If the economy is doing better, i.e. achieving more consistent and sustainable growth, then why wait to hike? Analysts are especially concerned since early all studies regarding the implementation of Fed policy show that it takes 6-9 months for the impact of a rate hike to show in the general economy.
It is easy to see why the Federal Reserve is cautious, however. Unemployment has been decreasing steadily, but slowly, since 2009, with new job growth continuing and the unemployment rate remaining steady near 5.0%. The unemployment rate dipped to 4.7% in May, but the rate has remained between 4.9-5.1%* since August 2015 for the most part. For both June and July the unemployment rate was 4.9%. In addition, the key Workforce Participation metric has risen from a four decade low of 62.4% in October 2015 but has been 62.7-63.0 for all of 2016**. July’s reading was 62.8%.
The recent rise in the Workforce Participation metric has accounted for the most recent increase in the unemployment rate. Jobs are being created but more people are entering the workforce than are finding these newly created jobs. Overall, these employment numbers can be construed as positive signs for the economy as a whole, variables that underpin a healthy, albeit slowly, growing economy.
A five percent unemployment rate has historically been within the range considered to be full employment, which is generally understood to be between 4 and 5 percent. It is important to note that 10,000 Baby Boomers a day are retiring and leaving the workforce, which does have an impact on both unemployment rate and the Workforce Participation metric.
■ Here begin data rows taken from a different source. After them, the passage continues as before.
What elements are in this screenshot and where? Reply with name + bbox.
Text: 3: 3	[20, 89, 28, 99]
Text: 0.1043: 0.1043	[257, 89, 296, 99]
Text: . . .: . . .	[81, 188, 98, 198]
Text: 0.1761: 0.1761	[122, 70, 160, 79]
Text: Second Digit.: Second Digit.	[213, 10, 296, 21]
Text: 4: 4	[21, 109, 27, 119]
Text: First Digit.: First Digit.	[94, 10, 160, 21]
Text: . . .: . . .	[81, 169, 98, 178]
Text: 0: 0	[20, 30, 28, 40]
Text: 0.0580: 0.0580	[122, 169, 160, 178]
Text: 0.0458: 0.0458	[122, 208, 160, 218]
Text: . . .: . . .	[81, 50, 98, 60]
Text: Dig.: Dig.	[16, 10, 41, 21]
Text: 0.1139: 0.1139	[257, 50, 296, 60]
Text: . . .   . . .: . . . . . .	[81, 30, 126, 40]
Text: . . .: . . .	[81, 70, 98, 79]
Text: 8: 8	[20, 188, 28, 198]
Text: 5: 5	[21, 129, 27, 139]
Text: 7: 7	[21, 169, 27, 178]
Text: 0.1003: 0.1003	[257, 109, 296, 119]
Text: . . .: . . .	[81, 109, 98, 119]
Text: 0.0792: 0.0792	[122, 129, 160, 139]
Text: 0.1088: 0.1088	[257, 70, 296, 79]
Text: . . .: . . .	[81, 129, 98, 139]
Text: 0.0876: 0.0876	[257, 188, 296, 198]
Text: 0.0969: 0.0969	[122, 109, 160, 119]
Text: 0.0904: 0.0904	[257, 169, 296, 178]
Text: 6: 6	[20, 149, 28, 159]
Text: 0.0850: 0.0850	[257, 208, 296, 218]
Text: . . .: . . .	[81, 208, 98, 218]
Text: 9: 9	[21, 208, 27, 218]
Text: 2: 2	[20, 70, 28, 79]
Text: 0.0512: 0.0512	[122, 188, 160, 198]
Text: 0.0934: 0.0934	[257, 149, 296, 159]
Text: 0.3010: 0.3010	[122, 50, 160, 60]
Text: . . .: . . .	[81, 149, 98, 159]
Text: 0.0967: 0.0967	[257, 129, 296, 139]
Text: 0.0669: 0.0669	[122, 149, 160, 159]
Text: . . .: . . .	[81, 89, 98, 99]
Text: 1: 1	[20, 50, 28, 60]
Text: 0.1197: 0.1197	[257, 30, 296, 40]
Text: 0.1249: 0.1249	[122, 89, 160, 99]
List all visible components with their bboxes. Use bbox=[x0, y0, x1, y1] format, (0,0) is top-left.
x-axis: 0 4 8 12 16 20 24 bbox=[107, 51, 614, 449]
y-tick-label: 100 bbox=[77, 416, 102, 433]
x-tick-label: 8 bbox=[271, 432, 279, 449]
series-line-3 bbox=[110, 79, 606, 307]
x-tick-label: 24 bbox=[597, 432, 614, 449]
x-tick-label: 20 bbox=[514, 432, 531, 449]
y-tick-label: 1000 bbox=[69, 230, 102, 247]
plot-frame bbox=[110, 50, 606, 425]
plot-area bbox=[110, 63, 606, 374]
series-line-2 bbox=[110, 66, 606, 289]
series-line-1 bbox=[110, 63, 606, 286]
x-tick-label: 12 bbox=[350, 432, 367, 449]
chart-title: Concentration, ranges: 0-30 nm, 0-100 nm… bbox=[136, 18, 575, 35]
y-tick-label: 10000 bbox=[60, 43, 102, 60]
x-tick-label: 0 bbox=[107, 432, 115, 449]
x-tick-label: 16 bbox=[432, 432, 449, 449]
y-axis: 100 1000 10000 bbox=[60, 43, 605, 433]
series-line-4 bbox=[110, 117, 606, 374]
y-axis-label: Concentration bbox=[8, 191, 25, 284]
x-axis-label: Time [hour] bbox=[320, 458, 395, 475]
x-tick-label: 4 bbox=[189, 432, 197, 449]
A stable U.S. dollar (USD) has been mentioned as a positive as well, with exports at record levels. The USD has been between 1.05 and 1.14 Euros for over a year and between 101-111 Yen since mid-2014. Currently exchanges are at the higher end of those levels, i.e. an expensive dollar, causing worry in the markets that stability might disappear as the world economy has a negative impact on U.S. growth.
These concerns are especially prudent if U.S. growth disappears or a recession begins, and they would be exacerbated if negative interest rates are introduced in the U.S. as a response to a recession or disappearance of growth.
Despite unemployment back inside a historically good range for eight months and a cheaper U.S. dollar for a few months longer, the Federal Reserve did not follow through with its four-hikes in 2016 pledge. Thus far, through five 2016 meetings (January, March, April, June and July) there have been no additional hikes and many board members who previously said there would only be two hikes, maximum, are now saying there might only one and that is not a given. Many analysts believe will be no more rate hikes until 2017 at the earliest.
Counter-balancing good unemployment and currency numbers are corporate profitability, stock index stagnation, the wide variance between economic plans of the two political parties during a Presidential campaign, worldwide currency issues along with the negative interest rates and stagnation in Japan and Europe.
Many worry that these counter-balances easily tilt the see-saw in favor of recession in the United States, which they fear will eventually lead to the introduction of negative interest rates in what is still the world’s largest economy.